It’s long been known that women become forgetful once they have been through pregnancy.  I have been through thrice.  Will that make me 3 times more forgetful?

9 months after delivery, I have much problem remembering things. Below are some frustrating examples:

  • I can’t remember where I’ve kept things the day before.
  • I can be in the middle of a conversation and stop short of remembering what I want to say.
  • I can’t remember what I am searching for after filtering out my emails by a certain name.
  • I can be concentrating on doing a task, and forget about it when I return from a conversation with a peer.
  • I’ll walk into a room and forget what I want to find 

This makes me rather frustrated with myself.  I feel less competent.  I wonder if I am suffering from some health problems.  Has this something to do with my earlier stress state?  Am I still suffering from too much fatigue?  Have I allow excessive stress to creep in again and my brain is protesting while I am still oblivious to the warning signs?

A good friend told me that I probably have too much worries at the back of my mind with such thoughts working unconsciously.  Kel said I have too much nitty gritty details on my mind such that my memory card is more than full.  Now, I am worried because it is affecting much of my daily life.

I need to find some ways to manage this forgetfulness:

1. Jotting down

At work, I jot down information fast and furious before I turn my head and that information vanished in the air.  It really literally happens that way now.  On my way home, when I sort out some home and weekend schedule, I will jot down notes in my Galaxy calendar, or in Evernote.

2. Eating well

I am eating a balanced diet but I think I need more brain foods.  A search on the internet shows up the following brain foods that boost memory and I was heading to the supermarket to get some of these before I even finished reading up:

  • Salmon, sardines and herring – rich in omega-3 essential fatty acids, which are essential for brain function
  • Blueberries, pomegranate drink – high anti-oxidant properties that prevent the brain from the damage of free radicals.  These foods can delay dementia and age-related conditions.
  • Avocadoes – high levels of monosaturated fats that boost the heart and blood flow to the brain for healthy brain function.
  • Nuts and seeds – high in vitamin E with benefits that correspond with less cognitive decline as you grow older.
  • Whole-grains like oatmeal, wholemeal bread, etc – promotes cardiovascular health which promotes blood flow to all organs including the brain of course.

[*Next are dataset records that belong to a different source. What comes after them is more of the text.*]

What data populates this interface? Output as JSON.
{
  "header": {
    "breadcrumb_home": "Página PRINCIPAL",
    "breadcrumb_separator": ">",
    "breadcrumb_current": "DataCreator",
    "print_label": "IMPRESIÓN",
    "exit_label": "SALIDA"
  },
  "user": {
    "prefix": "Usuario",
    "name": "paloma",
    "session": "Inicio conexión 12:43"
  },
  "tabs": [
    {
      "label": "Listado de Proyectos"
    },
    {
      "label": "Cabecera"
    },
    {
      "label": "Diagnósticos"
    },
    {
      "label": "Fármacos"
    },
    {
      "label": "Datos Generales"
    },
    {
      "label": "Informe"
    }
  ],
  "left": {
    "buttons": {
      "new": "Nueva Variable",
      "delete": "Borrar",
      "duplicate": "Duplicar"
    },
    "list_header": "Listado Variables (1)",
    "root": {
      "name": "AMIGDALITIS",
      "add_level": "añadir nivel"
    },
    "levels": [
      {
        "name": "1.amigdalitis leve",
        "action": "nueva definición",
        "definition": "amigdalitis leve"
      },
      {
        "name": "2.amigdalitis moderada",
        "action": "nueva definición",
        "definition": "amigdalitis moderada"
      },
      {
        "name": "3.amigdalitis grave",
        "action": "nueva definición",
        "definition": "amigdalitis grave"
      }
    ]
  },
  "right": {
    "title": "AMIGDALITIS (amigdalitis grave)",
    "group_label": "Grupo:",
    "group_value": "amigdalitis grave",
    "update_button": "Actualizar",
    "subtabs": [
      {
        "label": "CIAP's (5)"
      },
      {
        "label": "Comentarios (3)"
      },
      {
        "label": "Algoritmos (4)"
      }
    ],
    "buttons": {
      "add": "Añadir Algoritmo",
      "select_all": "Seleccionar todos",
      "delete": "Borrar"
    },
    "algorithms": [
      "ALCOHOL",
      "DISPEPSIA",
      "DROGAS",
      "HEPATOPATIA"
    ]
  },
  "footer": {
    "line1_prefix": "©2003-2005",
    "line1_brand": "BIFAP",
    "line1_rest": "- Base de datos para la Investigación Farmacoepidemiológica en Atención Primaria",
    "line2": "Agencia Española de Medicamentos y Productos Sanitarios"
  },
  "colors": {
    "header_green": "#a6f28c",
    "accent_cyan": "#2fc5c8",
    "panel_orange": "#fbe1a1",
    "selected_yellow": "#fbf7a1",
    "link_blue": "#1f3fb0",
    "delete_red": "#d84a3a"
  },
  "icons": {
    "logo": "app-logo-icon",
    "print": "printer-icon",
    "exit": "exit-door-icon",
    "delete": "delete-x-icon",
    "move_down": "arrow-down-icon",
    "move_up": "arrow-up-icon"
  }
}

Healthy blood flow to the brain promotes healthy brain function which includes boosting memory.
  • Beans – stabilize glucose (blood sugar) levels. The brain is dependent on glucose for fuel.

3. Upkeep my blog

Perhaps I’ll forget much of my kids growing up years. I may forget the joy, the laughter, the challenges, the tears.  I want to re-read all my blogs when I grow old and when dementia sinks in.  Hopefully I’ll still remember I have a blog and its URL.

4. Sleeping well

I know I will not be sleeping well with the kind of schedule in our house around the baby.  But I will have to work towards an earlier sleep time.  I will have to spend earlier quality evening time with all the kids without being disturbed over dirty floors and unwashed dishes.  That means I need to bring their nights out earlier to 1030pm from the current 11+pm which is rather late for young children.  Then, I will be able to go to bed before 11pm which allows me to sleep for a continuous 4-6 hours before the baby wakes up for night feed.  This should get better as the baby grows up.

5. Take things slow

I am an impatient person and one who wish to do everything perfectly in the fastest time possible.  I need to change that to lessen my load on my body and brain. It has taken me years to learn to slow down and sadly I have not been successful in it. It’s all about mindset change and a determination to slow my pace.  Maybe I should think along the line of aging faster if I continue a fast pace life.  Hey! Maybe that’ll help!

This forgetfulness has led me to understand my 85 years old grandma more as we can see her dementia sets in day by day.  I don’t mind repeating things to her and every time she sees me with the baby, it’s as if she sees him for the first time and there she’ll ask me again how many children I have now.  She cannot control dementia and it’s important that we understand this and be patient with her.

It’s no fun forgetting things.  While we can still control things and before old age renders us helpless, we should take good care of ourselves, have a good lifestyle, eat well, sleep well and maintain a happy and positive mind, hopefully to delay aging and its related inconveniences.

Do you have bouts of forgetful boos boos to share?